Remember you can’t care for your loved one if you are ill yourself. The first step in dealing with caregiver stress is to recognize the signs. Then, you can find ways to deal with it and enlist support or medical help when needed.
10 signs of caregiver stress
Depression. Symptoms include constant sadness, feelings of hopelessness and increased crying.
Withdrawal. This can occur if you are depressed. You may not wish to see family and friends. You may stop taking part in things you used to enjoy.
Anxiety. You may feel anxious to get things done or you may feel that you don’t have enough time, or about facing another day and what the future holds.
Anger. You may start yelling at your loved one more, or have difficulty controlling your temper with other people. Caregivers often become angry at their loved one because they are sacrificing their own lives to care for them. Feeling angry at family members for not helping is also common.
Loss of concentration. You are constantly thinking about your loved one and everything that you need to do. As a result, you have difficulty concentrating at home or at work.
Changes in eating habits. This results in weight gain or loss, as well as increased illness.
Insomnia. You may feel tired, but cannot sleep. Or, you may not feel tired even if your body is tired. You also may wake up in the middle of the night or have nightmares and stressful dreams.
Exhaustion. If you frequently wake up feeling you can’t get out of bed despite a good night’s sleep, you’re in distress.
Drinking or smoking. You may find that you are drinking or smoking more. Or, you start drinking or smoking when you haven’t in the past.

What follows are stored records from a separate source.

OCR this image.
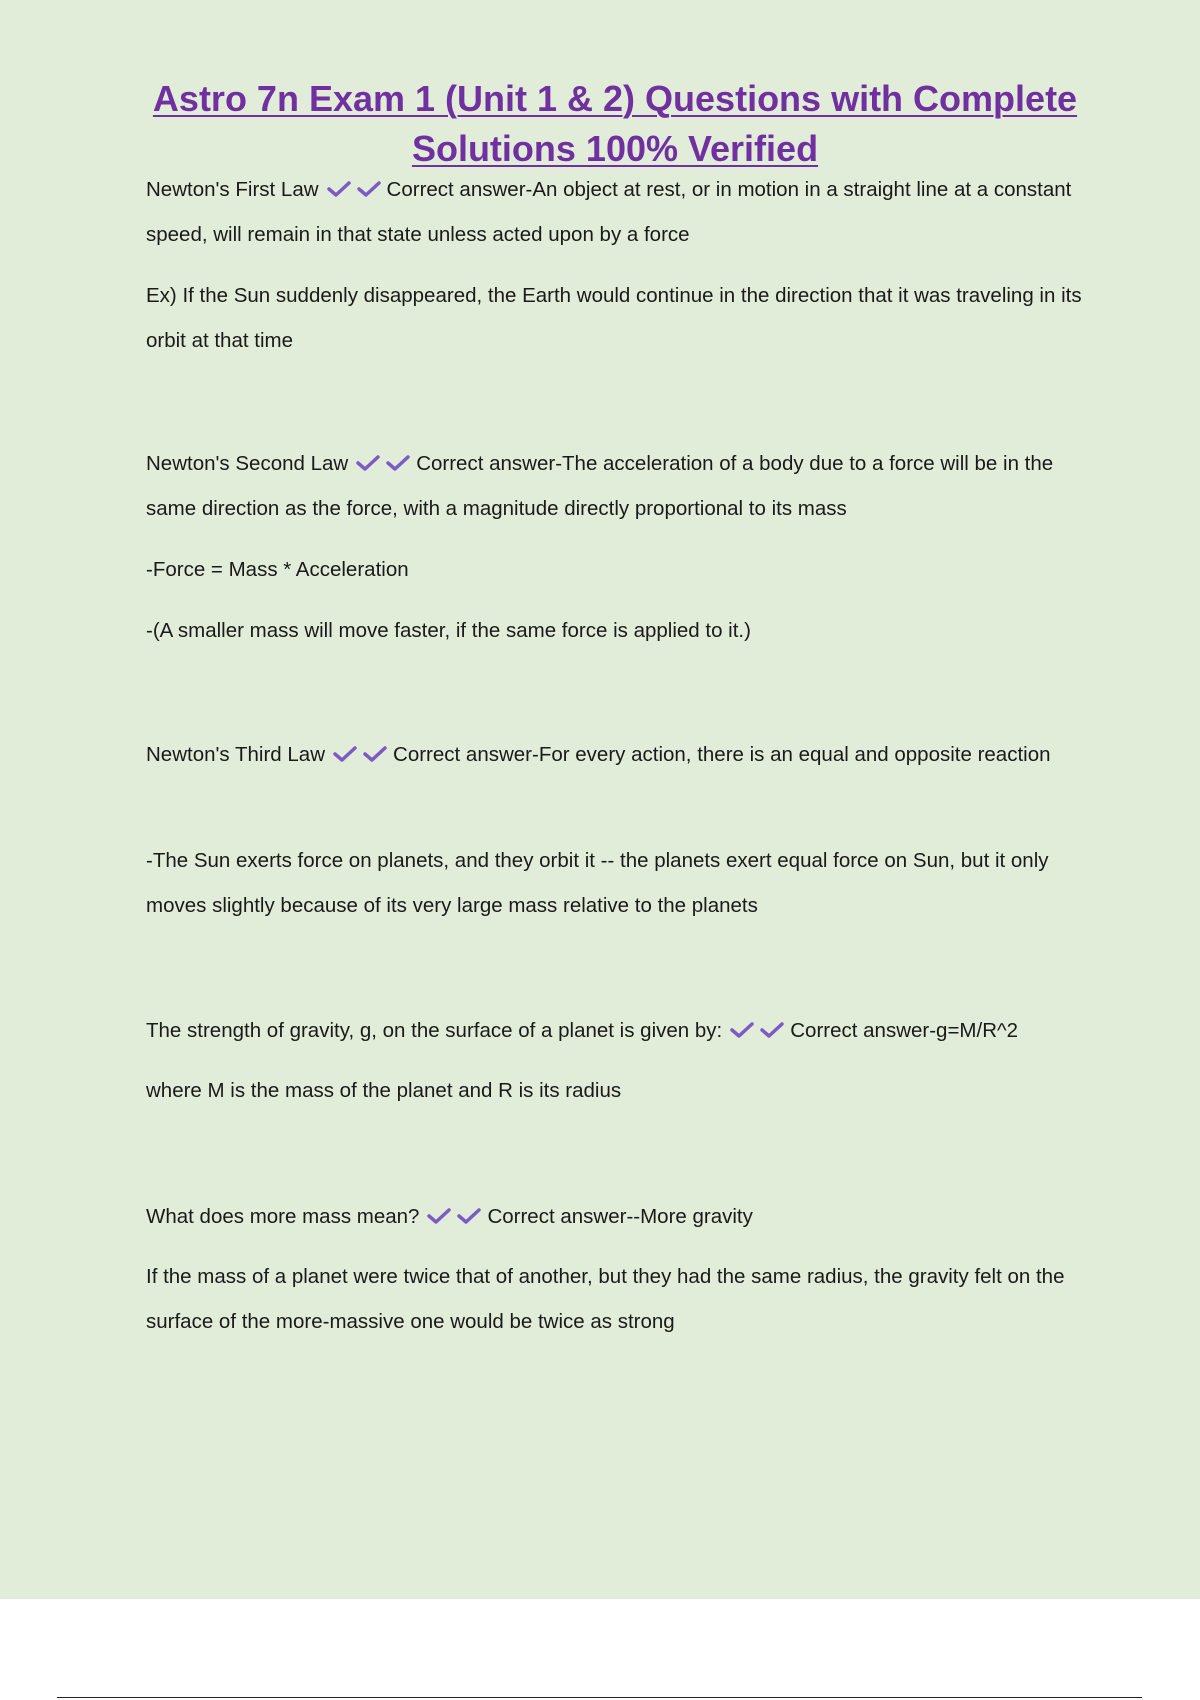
Astro 7n Exam 1 (Unit 1 & 2) Questions with Complete Solutions 100% Verified

Newton's First Law	Correct answer-An object at rest, or in motion in a straight line at a constant speed, will remain in that state unless acted upon by a force

Ex) If the Sun suddenly disappeared, the Earth would continue in the direction that it was traveling in its orbit at that time

Newton's Second Law	Correct answer-The acceleration of a body due to a force will be in the same direction as the force, with a magnitude directly proportional to its mass

-Force = Mass * Acceleration

-(A smaller mass will move faster, if the same force is applied to it.)

Newton's Third Law	Correct answer-For every action, there is an equal and opposite reaction

-The Sun exerts force on planets, and they orbit it -- the planets exert equal force on Sun, but it only moves slightly because of its very large mass relative to the planets

The strength of gravity, g, on the surface of a planet is given by:	Correct answer-g=M/R^2

where M is the mass of the planet and R is its radius

What does more mass mean?	Correct answer--More gravity

If the mass of a planet were twice that of another, but they had the same radius, the gravity felt on the surface of the more-massive one would be twice as strong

Health problems. You may catch colds or the flu more often than usual. This is particularly common in caregivers who do not take care of themselves, by not eating properly and exercising.

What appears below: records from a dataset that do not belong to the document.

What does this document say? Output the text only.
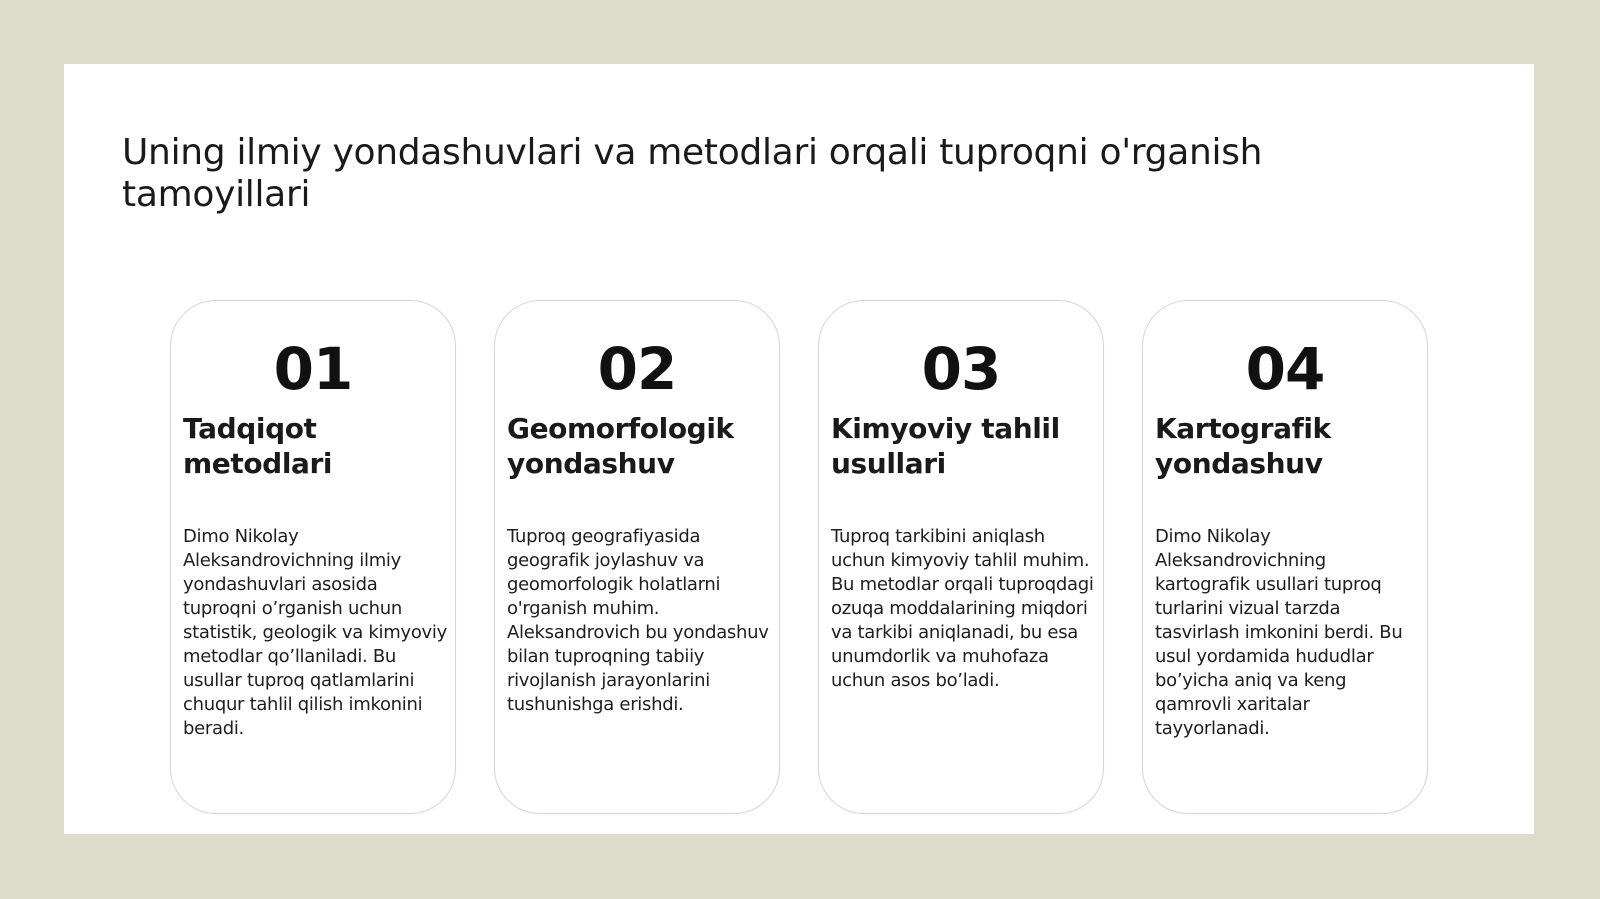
Uning ilmiy yondashuvlari va metodlari orqali tuproqni o'rganish tamoyillari
01
Tadqiqot metodlari

Dimo Nikolay Aleksandrovichning ilmiy yondashuvlari asosida tuproqni o’rganish uchun statistik, geologik va kimyoviy metodlar qo’llaniladi. Bu usullar tuproq qatlamlarini chuqur tahlil qilish imkonini beradi.

02
Geomorfologik yondashuv

Tuproq geografiyasida geografik joylashuv va geomorfologik holatlarni o'rganish muhim. Aleksandrovich bu yondashuv bilan tuproqning tabiiy rivojlanish jarayonlarini tushunishga erishdi.

03
Kimyoviy tahlil usullari

Tuproq tarkibini aniqlash uchun kimyoviy tahlil muhim. Bu metodlar orqali tuproqdagi ozuqa moddalarining miqdori va tarkibi aniqlanadi, bu esa unumdorlik va muhofaza uchun asos bo’ladi.

04
Kartografik yondashuv

Dimo Nikolay Aleksandrovichning kartografik usullari tuproq turlarini vizual tarzda tasvirlash imkonini berdi. Bu usul yordamida hududlar bo’yicha aniq va keng qamrovli xaritalar tayyorlanadi.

Here are some tips for reducing stress related to caregiving:
Use respite and healthcare resources available to you. Taking a break, and ensuring your loved one is well cared for is one of the best ways to reduce stress.
If you need financial help, don’t be afraid to ask family members to contribute their fair share.

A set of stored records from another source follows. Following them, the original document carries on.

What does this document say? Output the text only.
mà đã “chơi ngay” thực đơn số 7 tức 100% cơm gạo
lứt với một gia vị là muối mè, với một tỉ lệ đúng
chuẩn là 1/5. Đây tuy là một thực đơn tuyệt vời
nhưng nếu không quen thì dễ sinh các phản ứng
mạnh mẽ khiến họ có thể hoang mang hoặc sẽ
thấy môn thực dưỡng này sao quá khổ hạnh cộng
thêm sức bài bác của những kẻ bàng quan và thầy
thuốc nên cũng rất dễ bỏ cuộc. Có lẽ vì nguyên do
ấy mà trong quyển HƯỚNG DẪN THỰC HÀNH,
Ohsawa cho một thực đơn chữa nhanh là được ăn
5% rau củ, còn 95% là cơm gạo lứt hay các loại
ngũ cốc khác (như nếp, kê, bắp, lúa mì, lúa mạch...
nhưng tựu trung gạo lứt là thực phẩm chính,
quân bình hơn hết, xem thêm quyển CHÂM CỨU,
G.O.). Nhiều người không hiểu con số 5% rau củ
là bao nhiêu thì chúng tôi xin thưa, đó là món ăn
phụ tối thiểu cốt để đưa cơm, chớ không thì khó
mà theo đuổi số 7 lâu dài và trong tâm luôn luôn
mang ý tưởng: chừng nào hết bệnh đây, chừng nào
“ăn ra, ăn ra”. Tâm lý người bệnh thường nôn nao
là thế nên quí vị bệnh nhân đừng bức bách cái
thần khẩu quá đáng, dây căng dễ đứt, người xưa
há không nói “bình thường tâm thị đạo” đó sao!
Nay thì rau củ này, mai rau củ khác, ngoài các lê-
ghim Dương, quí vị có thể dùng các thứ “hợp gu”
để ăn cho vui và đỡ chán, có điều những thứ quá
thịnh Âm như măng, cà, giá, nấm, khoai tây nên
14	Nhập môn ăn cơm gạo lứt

Say “no” to requests that are draining and stressful, such as hosting holiday meals.
Forgive yourself for your imperfections. There is no such thing as a “perfect” caregiver.
Identify what you can and cannot change. You may not be able to change someone else’s behavior, but you can change the way that you react to it.
Set realistic goals. Break large tasks into smaller steps that you can do one at a time.
Prioritize, make lists, and establish a daily routine.
Keep in touch with family and friends and make time for yourself.
Join a support group for caregivers. If your loved one has a particular affliction, such as Alzheimer’s or dementia, look for a support group targeted at that disease.
Make time to be physically active on most days, even if it’s a short walk. Eat a healthy well-balanced diet and get enough sleep.
See your doctor regularly for checkups.
Keep your sense of humor and practice positive thinking.
Find out about caregiving resources in your community. Your Area Agency on Aging (find it in the phone book) is a great, free resource.
If you work outside the home, consider taking a break from your job. Employees covered under the federal Family and Medical Leave Act may be able to take up to 12 weeks of unpaid leave per year to care for relatives.